I am working on partitioning existing records into smaller, distinct sets but am encountering challenges. I have achieved partial success with various grouping and window functions, yet the output still does not match my expectations. Below is an example of my current table and the output I want to achieve.
-- Current Table Data
Member event_date Categories
Alice 2024-02-10 X,Y,Z
Bob 2024-02-12 X,Y,Z
Alice 2024-02-14 X,Y,Z,X,Y,Z
Bob 2024-02-16 X,Y,Z,X,Y,Z,X,Y,Z
-- Desired Output
Member event_date Categories
Alice 2024-02-10 X,Y,Z
Bob 2024-02-12 X,Y,Z
Alice 2024-02-14 X,Y,Z
Alice 2024-02-14 X,Y,Z
Bob 2024-02-16 X,Y,Z
Bob 2024-02-16 X,Y,Z
Bob 2024-02-16 X,Y,Z
I would appreciate guidance on how to write a PostgreSQL query that correctly splits and groups the data as shown in the desired result.
One solution that worked for me started by converting the Categories column into an array using the string_to_array function. I then used the unnest function to split these values into multiple rows and applied a window function such as row_number() to assign a unique sequence number. By grouping on a derived index (for example, floor((row_number()-1)/3) if you expect three values per set), I was able to reassemble the grouped sets exactly as desired. This method gives more flexibility in handling data with varying category counts.

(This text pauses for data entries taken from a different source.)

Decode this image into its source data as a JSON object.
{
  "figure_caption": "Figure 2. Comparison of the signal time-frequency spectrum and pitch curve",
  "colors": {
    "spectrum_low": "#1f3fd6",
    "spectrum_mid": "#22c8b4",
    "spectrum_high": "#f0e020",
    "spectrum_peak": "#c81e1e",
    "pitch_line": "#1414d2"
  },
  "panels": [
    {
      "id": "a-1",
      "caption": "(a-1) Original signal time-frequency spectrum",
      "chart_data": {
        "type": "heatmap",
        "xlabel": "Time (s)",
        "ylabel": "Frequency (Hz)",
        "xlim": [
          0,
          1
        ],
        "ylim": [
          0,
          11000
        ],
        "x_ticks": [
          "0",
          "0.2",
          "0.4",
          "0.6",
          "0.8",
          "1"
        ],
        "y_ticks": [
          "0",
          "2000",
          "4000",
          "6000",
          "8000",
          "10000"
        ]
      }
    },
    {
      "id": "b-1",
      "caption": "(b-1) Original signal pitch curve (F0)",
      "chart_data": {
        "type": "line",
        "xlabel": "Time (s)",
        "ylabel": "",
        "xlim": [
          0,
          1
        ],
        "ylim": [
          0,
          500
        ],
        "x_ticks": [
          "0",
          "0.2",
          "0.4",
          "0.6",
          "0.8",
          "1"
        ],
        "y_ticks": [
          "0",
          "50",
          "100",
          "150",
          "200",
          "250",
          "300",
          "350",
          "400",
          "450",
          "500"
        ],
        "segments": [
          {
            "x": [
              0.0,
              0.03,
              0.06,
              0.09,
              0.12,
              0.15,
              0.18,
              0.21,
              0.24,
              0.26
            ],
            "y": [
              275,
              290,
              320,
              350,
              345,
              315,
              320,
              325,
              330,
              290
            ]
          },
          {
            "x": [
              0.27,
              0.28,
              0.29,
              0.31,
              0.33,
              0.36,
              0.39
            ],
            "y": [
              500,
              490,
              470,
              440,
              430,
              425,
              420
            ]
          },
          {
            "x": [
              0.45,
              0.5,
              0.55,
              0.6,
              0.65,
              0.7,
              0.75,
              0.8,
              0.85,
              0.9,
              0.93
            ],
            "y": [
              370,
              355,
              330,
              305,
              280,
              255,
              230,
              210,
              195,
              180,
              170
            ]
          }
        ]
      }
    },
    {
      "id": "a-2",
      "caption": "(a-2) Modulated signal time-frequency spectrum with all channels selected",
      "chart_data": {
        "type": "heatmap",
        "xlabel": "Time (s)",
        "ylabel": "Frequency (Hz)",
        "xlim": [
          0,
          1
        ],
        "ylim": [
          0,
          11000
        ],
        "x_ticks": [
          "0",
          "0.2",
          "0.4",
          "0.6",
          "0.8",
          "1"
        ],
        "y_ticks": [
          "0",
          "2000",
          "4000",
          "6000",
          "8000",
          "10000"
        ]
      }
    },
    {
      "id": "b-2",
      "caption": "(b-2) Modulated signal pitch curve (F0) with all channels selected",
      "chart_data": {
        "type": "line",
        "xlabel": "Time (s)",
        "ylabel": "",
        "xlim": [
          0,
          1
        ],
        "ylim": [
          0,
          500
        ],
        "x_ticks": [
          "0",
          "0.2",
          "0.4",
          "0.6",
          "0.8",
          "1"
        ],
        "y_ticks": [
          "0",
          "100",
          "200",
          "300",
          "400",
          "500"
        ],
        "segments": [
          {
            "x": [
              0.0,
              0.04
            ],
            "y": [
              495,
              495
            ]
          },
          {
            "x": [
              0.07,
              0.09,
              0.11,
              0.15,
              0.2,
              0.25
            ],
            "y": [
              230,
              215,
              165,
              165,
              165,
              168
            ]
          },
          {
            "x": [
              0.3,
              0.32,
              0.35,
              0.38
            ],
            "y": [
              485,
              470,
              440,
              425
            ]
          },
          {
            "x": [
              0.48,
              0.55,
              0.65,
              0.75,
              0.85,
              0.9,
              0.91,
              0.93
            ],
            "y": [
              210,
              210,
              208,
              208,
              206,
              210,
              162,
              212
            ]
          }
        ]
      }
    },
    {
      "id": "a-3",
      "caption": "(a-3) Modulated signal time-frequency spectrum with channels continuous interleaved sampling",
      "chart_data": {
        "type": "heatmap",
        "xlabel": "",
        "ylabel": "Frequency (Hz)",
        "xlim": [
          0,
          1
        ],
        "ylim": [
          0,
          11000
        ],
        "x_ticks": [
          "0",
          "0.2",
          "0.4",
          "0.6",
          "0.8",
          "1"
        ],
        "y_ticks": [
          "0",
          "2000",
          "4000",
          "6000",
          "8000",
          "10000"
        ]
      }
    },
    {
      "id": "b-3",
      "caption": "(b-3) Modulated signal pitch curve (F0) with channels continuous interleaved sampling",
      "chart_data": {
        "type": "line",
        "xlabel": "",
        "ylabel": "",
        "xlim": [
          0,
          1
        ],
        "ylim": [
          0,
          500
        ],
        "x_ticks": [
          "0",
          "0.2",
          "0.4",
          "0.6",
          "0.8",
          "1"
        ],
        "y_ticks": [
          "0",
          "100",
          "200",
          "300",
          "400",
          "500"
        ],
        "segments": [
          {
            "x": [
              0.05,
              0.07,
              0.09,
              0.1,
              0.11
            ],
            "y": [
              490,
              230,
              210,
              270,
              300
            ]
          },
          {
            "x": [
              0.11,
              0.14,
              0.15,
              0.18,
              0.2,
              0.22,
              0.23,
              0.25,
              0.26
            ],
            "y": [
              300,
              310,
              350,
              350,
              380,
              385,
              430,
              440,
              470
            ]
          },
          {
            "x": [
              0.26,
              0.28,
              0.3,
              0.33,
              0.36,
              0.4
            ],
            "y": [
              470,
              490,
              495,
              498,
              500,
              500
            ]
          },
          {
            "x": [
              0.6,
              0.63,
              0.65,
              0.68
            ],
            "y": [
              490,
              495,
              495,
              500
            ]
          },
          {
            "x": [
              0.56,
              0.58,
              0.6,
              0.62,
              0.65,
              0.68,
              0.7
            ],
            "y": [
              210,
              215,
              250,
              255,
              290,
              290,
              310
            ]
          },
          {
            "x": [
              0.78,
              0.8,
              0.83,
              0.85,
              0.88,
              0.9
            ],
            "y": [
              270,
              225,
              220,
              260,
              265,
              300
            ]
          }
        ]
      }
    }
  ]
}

hey flyingeagle, u might try regexp_split_to_table with a lateral join. it lets u break the categories in a neat way and then reassemble them by member and event_date. it worked well for me when dealing with repetitive elements
hey, i tried using a recursive cte to split rows and then reassemble them by adding a row counter. it felt more intuitive than grouping in a single query. have any of you played around with recursive approaches and found interesting twists in your data splitting?